Investigando en la hemeroteca me enteré de que durante los trabajos de construcción de esa línea del metro las excavaciones arrojaron restos fósiles de diversas especies animales, algunas antiquísimas, pero todas, según los reportes científicos, semejantes a lo que me inquietaba.
III
En un museo tuve el primer acercamiento tangible con él; su esqueleto yacía junto a los restos incompletos de un Mammuthus archidiskodon imperator ―un mamut― desenterrado en las inmediaciones de Zumpango. En esa zona del Estado de México, pródiga en vestigios fósiles, existió un campo en el que guerreros acolhuas entrenaban a los itzcuintepotzotl en las artes del combate. También por esas tierras, los aguerridos acolhuas libraron épicas batallas contra los de Texcoco, Huejotzingo, Tlaxcala y Chalco. Igualmente, en esos lugares, para ser más exactos en lo que hoy es Acolman, periódicamente se asentaba un mercado en el que sólo se comerciaban xolitzcuincli, tepeitzcuincli e itzcuintepotzotl. Los primeros para cebar, los segundos como compañía y los terceros para guardianes y protectores. De esas especies de perros, las únicas americanas, sobrevive sólo una, el xoloitzcuincle, un cánido de mediana talla, sin pelo, que es afán de criadores y admiración de profanos por su singular aspecto. El itzcuintepotzotl era más corpulento, de librea densa, mayor alzada y mirífica ferocidad.

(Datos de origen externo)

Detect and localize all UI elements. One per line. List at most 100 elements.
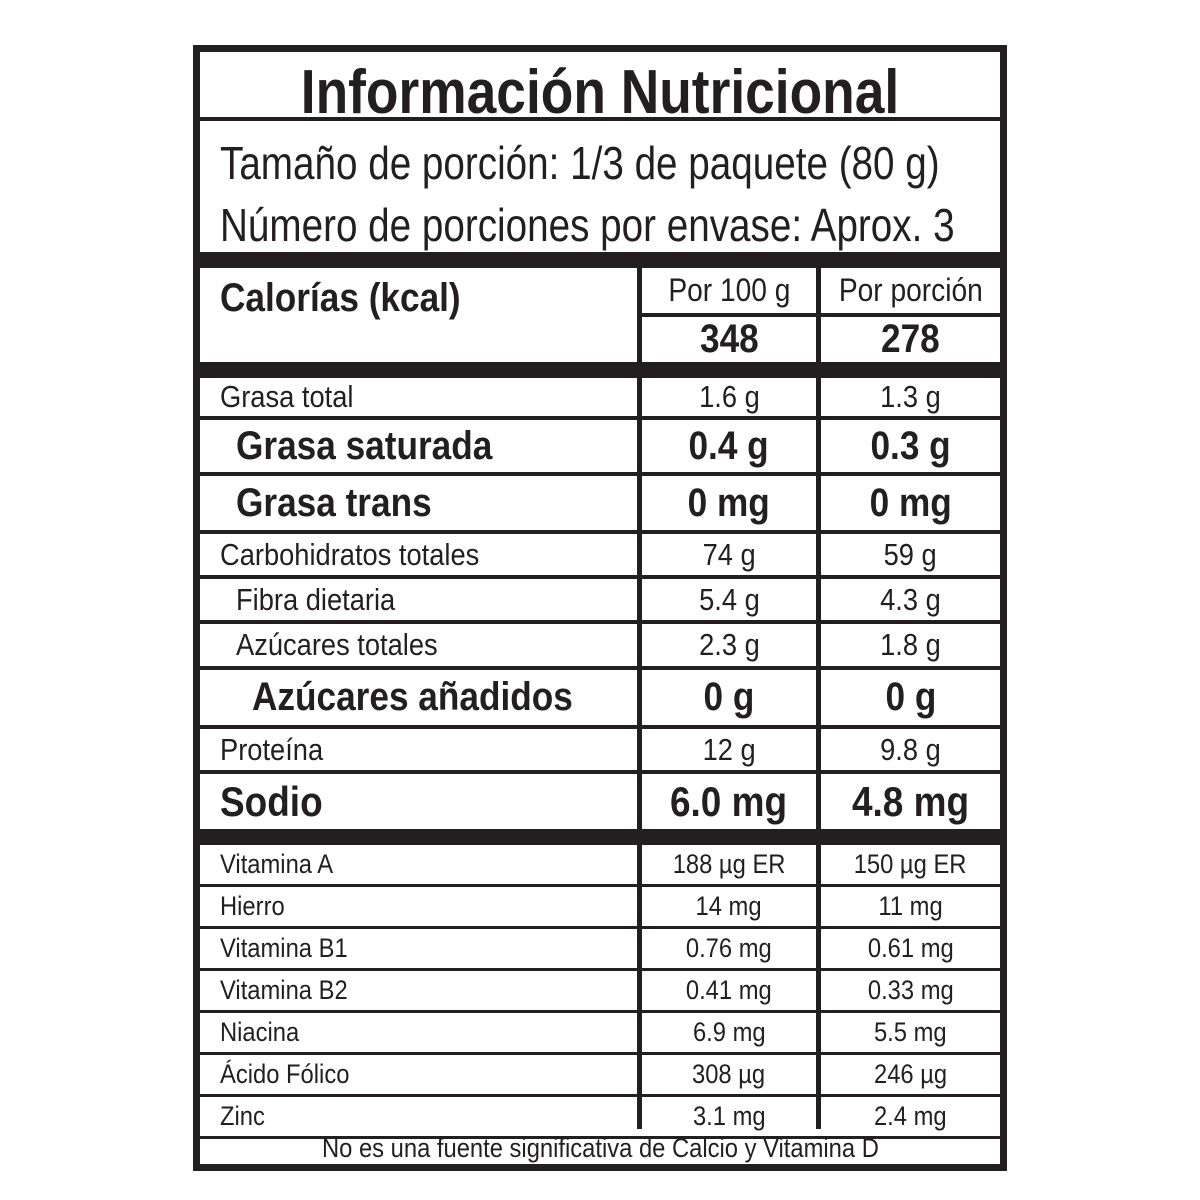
divider	[200, 1135, 1000, 1139]
value-per-serving: 59 g	[883, 536, 938, 572]
nutrient-name-cell: Grasa trans	[200, 476, 673, 530]
divider	[200, 967, 1000, 971]
value-per-serving: 246 µg	[873, 1058, 948, 1089]
nutrient-value-cell: 308 µg	[642, 1055, 816, 1094]
value-per-100g: 0.41 mg	[686, 974, 772, 1005]
nutrient-name: Hierro	[220, 890, 285, 921]
nutrient-name: Fibra dietaria	[236, 581, 396, 617]
calories-per-serving-cell: 278	[821, 317, 1000, 362]
servings-per-container: Número de porciones por envase: Aprox. 3	[220, 199, 955, 251]
value-per-serving: 0.61 mg	[867, 932, 954, 963]
value-per-100g: 6.0 mg	[670, 777, 788, 825]
nutrient-name: Grasa saturada	[236, 423, 493, 468]
nutrient-value-cell: 0.4 g	[642, 420, 816, 472]
nutrient-value-cell: 188 µg ER	[642, 845, 816, 884]
calories-label-cell: Calorías (kcal)	[200, 268, 657, 328]
nutrient-value-cell: 1.6 g	[642, 378, 816, 416]
divider	[200, 530, 1000, 534]
nutrient-value-cell: 6.0 mg	[642, 774, 816, 829]
value-per-serving: 1.3 g	[880, 379, 941, 414]
value-per-100g: 14 mg	[695, 890, 763, 921]
nutrient-value-cell: 0 mg	[821, 476, 1000, 530]
nutrient-value-cell: 12 g	[642, 729, 816, 770]
value-per-100g: 0 g	[703, 675, 755, 719]
nutrient-value-cell: 0.41 mg	[642, 971, 816, 1010]
value-per-100g: 0 mg	[687, 480, 771, 525]
calories-per-100g-cell: 348	[642, 317, 816, 362]
nutrient-name-cell: Hierro	[200, 887, 657, 926]
value-per-serving: 9.8 g	[880, 731, 941, 767]
footer-cell: No es una fuente significativa de Calcio…	[200, 1132, 1000, 1164]
divider	[200, 1051, 1000, 1055]
value-per-100g: 308 µg	[692, 1058, 766, 1089]
nutrient-value-cell: 14 mg	[642, 887, 816, 926]
value-per-serving: 4.8 mg	[851, 777, 970, 825]
nutrient-value-cell: 246 µg	[821, 1055, 1000, 1094]
value-per-serving: 0 mg	[869, 480, 952, 525]
nutrient-value-cell: 0.61 mg	[821, 929, 1000, 968]
nutrient-name-cell: Zinc	[200, 1097, 657, 1136]
nutrient-name: Proteína	[220, 731, 324, 767]
nutrient-value-cell: 2.3 g	[642, 624, 816, 666]
nutrient-name: Grasa total	[220, 379, 354, 414]
col1-header: Por 100 g	[667, 272, 791, 308]
thick-divider	[200, 829, 1000, 845]
nutrient-name-cell: Vitamina B1	[200, 929, 657, 968]
thick-divider	[200, 362, 1000, 378]
footer-note: No es una fuente significativa de Calcio…	[321, 1132, 879, 1163]
value-per-serving: 5.5 mg	[874, 1016, 947, 1047]
divider	[200, 770, 1000, 774]
nutrient-name-cell: Azúcares añadidos	[200, 670, 689, 725]
nutrient-value-cell: 59 g	[821, 534, 1000, 575]
value-per-serving: 4.3 g	[880, 581, 941, 617]
col2-header: Por porción	[838, 272, 983, 308]
value-per-100g: 3.1 mg	[692, 1100, 766, 1131]
calories-per-serving: 278	[881, 317, 940, 361]
nutrient-value-cell: 4.8 mg	[821, 774, 1000, 829]
nutrient-name-cell: Fibra dietaria	[200, 579, 673, 620]
nutrient-name-cell: Azúcares totales	[200, 624, 673, 666]
nutrient-name: Azúcares totales	[236, 627, 438, 662]
nutrient-value-cell: 0.33 mg	[821, 971, 1000, 1010]
divider	[200, 925, 1000, 929]
nutrient-value-cell: 150 µg ER	[821, 845, 1000, 884]
nutrient-name: Carbohidratos totales	[220, 536, 480, 572]
nutrient-name-cell: Vitamina B2	[200, 971, 657, 1010]
value-per-100g: 12 g	[702, 731, 756, 767]
divider	[200, 1093, 1000, 1097]
nutrient-name: Azúcares añadidos	[252, 675, 573, 719]
divider	[200, 472, 1000, 476]
nutrient-value-cell: 5.5 mg	[821, 1013, 1000, 1052]
value-per-serving: 0 g	[885, 675, 936, 719]
label-title: Información Nutricional	[300, 58, 900, 127]
nutrient-value-cell: 1.8 g	[821, 624, 1000, 666]
nutrient-name-cell: Grasa saturada	[200, 420, 673, 472]
nutrient-value-cell: 74 g	[642, 534, 816, 575]
nutrient-name: Grasa trans	[236, 480, 432, 525]
calories-per-100g: 348	[699, 317, 759, 361]
nutrient-name-cell: Niacina	[200, 1013, 657, 1052]
nutrition-facts-label: Información Nutricional Tamaño de porció…	[193, 45, 1007, 1171]
divider	[200, 575, 1000, 579]
value-per-100g: 188 µg ER	[672, 848, 786, 879]
nutrient-name: Sodio	[220, 777, 323, 825]
value-per-100g: 74 g	[702, 536, 756, 572]
divider	[642, 313, 1000, 317]
divider	[200, 725, 1000, 729]
nutrient-name: Vitamina B1	[220, 932, 348, 963]
value-per-100g: 2.3 g	[698, 627, 760, 662]
value-per-serving: 11 mg	[878, 890, 943, 921]
nutrient-value-cell: 2.4 mg	[821, 1097, 1000, 1136]
value-per-serving: 0.3 g	[870, 423, 951, 468]
nutrient-name-cell: Proteína	[200, 729, 657, 770]
nutrient-value-cell: 0.76 mg	[642, 929, 816, 968]
nutrient-value-cell: 9.8 g	[821, 729, 1000, 770]
value-per-serving: 0.33 mg	[867, 974, 954, 1005]
col1-header-cell: Por 100 g	[642, 268, 816, 313]
nutrient-name: Zinc	[220, 1100, 265, 1131]
nutrient-name: Niacina	[220, 1016, 300, 1047]
divider	[200, 883, 1000, 887]
value-per-serving: 2.4 mg	[874, 1100, 947, 1131]
col2-header-cell: Por porción	[821, 268, 1000, 313]
nutrient-value-cell: 0 g	[821, 670, 1000, 725]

Alguien me explicó que ese itzcuintepotzotl que me sigue no intenta dañarme sino darme compañía en los momentos lóbregos de mi vida y más allá todavía, cuando la hora de cruzar el Mictlán —ese caudaloso río cuyas fúnebres aguas, según nuestros antecesores prehispánicos, dividían este mundo del otro— se marque en el reloj de mi existencia.